Pochi luoghi vantano palazzi ottocenteschi, bellissime chiese, un magnifico teatro e antichi quartieri che affacciano sul mare: il porto di Lido può essere un volano per attrarre visitatori  che apprezzino (oltre alla godibilità del quartiere marinaro integrato dalla splendida area verde di Giovino) tali caratteristiche del nucleo storico che, con tutto il rispetto, non si rinvengono, per esempio, in  Matera, luogo suggestivo quanto si vuole per i “sassi” ma privo di respiro e di profondità come il nostro, e sul quale, tuttavia, è stata  abilmente effettuata una colossale operazione di marketing che lo ha condotto a una notorietà e a un indotto economico che non oso definire immeritati ma, certo, obiettivamente imprevedibili.

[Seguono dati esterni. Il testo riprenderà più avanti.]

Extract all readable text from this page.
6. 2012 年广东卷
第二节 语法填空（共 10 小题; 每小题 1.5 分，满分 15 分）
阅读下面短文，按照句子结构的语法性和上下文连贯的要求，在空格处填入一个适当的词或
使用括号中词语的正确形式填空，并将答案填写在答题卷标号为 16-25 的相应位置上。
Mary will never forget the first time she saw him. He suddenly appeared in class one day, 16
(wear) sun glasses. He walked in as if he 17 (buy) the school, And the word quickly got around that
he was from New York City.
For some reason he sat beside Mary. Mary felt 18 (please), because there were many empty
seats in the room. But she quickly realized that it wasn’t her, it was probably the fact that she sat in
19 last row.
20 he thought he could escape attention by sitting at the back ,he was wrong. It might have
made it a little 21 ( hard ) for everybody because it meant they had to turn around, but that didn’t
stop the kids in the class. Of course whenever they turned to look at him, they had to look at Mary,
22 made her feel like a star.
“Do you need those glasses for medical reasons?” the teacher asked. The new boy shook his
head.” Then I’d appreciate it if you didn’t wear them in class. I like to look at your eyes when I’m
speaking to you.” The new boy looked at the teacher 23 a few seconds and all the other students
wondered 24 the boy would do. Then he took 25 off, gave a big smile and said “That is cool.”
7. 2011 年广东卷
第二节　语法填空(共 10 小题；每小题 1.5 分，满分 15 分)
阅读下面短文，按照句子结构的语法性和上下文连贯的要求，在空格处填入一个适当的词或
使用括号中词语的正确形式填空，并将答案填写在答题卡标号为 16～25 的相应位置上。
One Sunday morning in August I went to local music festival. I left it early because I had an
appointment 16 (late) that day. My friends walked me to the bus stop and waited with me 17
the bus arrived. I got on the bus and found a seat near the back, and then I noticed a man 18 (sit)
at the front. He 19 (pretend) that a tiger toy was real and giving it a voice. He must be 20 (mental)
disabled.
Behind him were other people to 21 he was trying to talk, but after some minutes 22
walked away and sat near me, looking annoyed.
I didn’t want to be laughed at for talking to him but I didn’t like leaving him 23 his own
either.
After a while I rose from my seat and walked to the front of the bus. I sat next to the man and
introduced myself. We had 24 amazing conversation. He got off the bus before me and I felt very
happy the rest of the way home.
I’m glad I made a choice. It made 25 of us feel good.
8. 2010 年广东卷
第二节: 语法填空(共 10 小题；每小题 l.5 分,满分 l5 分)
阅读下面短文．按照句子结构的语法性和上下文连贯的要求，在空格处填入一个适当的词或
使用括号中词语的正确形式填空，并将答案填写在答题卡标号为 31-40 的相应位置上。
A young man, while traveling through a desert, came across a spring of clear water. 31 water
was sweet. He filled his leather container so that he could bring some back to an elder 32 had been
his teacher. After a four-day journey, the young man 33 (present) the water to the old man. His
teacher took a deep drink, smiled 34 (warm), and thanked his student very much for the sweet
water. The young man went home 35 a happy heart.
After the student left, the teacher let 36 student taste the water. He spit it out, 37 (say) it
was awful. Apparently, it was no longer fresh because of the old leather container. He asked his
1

Quindi, non casualità e misure “tampone” ma progettualità che coinvolga Lido, centro e sito direzionale e scientifico in azione sinergica, e, nondimeno, ambizione e campanilismo: per aggiustare un centro storico serve, in fondo, soltanto renderlo gradevole e attraente, incoraggiandosi i cittadini a frequentarlo, incentivando il commercio e  promuovendo la cultura (esistono due  teatri e il Masciari va recuperato), ma anche i cittadini stessi ne facciano un luogo di aggregazione, presidiandolo, facendovi lo shopping, apprezzandolo, amandolo come, per esempio, i reggini fanno col loro lungomare; le Amministrazioni adeguino la vivibilità del centro storico agli standard minimi di ogni altra città italiana (non è difficile) e sponsorizzino e veicolino, anche presuntuosamente, l’immagine della città oltre i suoi confini (Matera docet).  

È una citta “casuale” ma, in fondo, può essere attraente,  perfino nei “suoi svincoli micidiali”.